Yeah, of course. Its more powerful so its going to produce a lot louder noise.


----------



## Bcollins111900 (Feb 3, 2003)

Actually mine are as quiet as as my Aqua Clear 300's and I have 5 aquaclear 500's so i can tell ya from experience. Loud or not Aqua Clear's kick ass.


----------



## Xenon (Nov 15, 2002)

I dont have experience with the AC500, does anyone else on this board notice this is louder than the other ones?


----------



## Croz (Jan 29, 2003)

no lounder than my ac300


----------



## Grosse Gurke (Jan 3, 2003)

I have 2 on a 75 and I dont hear a thing, other than the trickle of water.


----------



## marco (Jan 2, 2003)

fill it up with water


----------



## PIRANHAS_RULE (Mar 5, 2003)

well its new and i can here the motor some what my 200 i cant here anythin so im just curious.


----------



## thoroughbred (Mar 14, 2003)

i have 2 500 on 110 and as long as my tank is filled i hear nothing btw is that enough for a 110?

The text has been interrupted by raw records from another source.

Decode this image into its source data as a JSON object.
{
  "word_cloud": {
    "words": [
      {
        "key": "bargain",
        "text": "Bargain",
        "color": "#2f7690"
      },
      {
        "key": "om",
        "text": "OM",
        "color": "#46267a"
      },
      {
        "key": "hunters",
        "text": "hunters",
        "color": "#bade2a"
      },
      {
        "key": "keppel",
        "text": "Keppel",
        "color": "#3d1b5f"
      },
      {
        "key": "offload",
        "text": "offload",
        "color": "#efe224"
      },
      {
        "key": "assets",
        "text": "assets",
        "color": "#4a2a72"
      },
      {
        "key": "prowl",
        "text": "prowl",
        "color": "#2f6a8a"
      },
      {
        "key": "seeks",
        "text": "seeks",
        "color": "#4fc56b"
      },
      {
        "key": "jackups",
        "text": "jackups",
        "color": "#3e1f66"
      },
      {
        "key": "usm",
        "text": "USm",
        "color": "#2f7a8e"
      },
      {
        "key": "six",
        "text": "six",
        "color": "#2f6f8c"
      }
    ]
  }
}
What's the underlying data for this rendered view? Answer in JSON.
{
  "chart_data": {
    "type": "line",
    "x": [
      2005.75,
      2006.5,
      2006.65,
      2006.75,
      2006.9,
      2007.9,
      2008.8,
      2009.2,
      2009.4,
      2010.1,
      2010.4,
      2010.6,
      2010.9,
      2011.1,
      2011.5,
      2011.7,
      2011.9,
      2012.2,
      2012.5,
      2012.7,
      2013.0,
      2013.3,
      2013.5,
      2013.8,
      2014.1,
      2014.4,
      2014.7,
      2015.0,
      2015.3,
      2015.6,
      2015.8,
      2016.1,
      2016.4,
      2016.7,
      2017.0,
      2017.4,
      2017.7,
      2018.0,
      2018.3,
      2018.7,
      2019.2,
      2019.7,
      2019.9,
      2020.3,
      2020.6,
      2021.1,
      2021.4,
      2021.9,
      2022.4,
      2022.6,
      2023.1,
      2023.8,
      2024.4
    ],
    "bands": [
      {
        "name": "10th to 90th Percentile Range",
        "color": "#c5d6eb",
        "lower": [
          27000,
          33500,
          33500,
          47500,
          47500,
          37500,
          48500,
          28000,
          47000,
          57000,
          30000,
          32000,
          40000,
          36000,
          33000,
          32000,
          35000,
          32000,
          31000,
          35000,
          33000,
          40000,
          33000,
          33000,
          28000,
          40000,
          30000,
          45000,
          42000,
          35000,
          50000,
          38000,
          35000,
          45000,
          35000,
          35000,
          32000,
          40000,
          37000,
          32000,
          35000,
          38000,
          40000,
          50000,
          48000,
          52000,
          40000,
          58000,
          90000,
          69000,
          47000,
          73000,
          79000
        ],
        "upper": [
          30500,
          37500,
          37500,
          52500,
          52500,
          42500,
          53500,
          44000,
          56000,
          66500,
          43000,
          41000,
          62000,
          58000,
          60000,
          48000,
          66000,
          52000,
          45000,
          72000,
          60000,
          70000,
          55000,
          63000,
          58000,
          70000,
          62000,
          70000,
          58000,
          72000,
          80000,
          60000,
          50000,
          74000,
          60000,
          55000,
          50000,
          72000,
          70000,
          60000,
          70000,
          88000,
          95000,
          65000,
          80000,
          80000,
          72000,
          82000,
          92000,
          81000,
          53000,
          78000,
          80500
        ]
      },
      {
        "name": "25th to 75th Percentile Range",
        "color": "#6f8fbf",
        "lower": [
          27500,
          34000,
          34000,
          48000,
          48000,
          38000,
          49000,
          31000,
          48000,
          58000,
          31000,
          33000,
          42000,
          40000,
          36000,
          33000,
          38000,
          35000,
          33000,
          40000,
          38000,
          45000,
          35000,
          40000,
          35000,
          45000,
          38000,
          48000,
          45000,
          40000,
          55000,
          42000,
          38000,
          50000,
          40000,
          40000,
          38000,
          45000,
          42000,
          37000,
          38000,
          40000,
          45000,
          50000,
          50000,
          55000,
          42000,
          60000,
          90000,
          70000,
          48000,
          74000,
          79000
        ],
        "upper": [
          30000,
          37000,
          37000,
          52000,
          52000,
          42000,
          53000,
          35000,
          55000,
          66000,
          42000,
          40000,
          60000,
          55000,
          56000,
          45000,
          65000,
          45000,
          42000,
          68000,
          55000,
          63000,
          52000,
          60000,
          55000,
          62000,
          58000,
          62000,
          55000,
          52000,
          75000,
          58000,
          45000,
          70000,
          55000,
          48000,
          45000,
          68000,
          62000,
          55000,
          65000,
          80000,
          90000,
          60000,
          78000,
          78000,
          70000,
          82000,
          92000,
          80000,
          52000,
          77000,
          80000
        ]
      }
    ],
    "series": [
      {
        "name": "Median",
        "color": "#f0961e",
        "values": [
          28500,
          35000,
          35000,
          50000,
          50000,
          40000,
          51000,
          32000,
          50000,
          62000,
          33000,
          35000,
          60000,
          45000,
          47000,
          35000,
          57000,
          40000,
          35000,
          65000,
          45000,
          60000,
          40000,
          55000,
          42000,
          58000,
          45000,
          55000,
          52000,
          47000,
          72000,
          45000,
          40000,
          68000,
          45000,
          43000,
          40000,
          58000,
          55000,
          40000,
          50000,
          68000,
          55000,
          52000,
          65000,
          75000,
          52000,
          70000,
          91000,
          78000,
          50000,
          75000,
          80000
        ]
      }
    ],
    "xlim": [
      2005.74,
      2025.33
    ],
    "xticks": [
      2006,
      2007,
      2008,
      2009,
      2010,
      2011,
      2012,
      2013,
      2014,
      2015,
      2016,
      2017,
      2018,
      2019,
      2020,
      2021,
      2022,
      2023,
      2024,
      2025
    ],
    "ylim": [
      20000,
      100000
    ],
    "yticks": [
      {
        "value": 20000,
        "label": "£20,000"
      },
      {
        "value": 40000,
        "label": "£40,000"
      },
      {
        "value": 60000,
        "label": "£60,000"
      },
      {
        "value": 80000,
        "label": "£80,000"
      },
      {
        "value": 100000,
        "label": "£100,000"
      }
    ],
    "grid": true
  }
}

2rbp 2",1 rhom 1" 110 gallon
55 gaLLon 7" rhom


----------



## marco (Jan 2, 2003)

thoroughbred said:


> i have 2 500 on 110 and as long as my tank is filled i hear nothing btw is that enough for a 110?
> 
> 2rbp 2",1 rhom 1" 110 gallon
> 55 gaLLon 7" rhom


 yea its enough filteration. seperate the rhom from the reds, i cant stress this enough.


----------



## Nethius (Feb 23, 2003)

i actually have a 86 with with a AC 300 and AC 500 running on it

I had the 300 for some time now, and just bought the 500... I honestly find the 500 MUCH more quiet then the 300... this really suprised me, but the noise is from the water running out, not from the motor

and yes if i fill tank allthe way up, they are both quiet

make sure you dont have the AC 500 over a bubbler or something... also check the intake tube, at the top, make sure there is no air trapped in it.. if so, something might be loose... also there is a black peice that i dont think is in my 300, that the intake should attach to just before the motor, make sure this is in place

good luck!


----------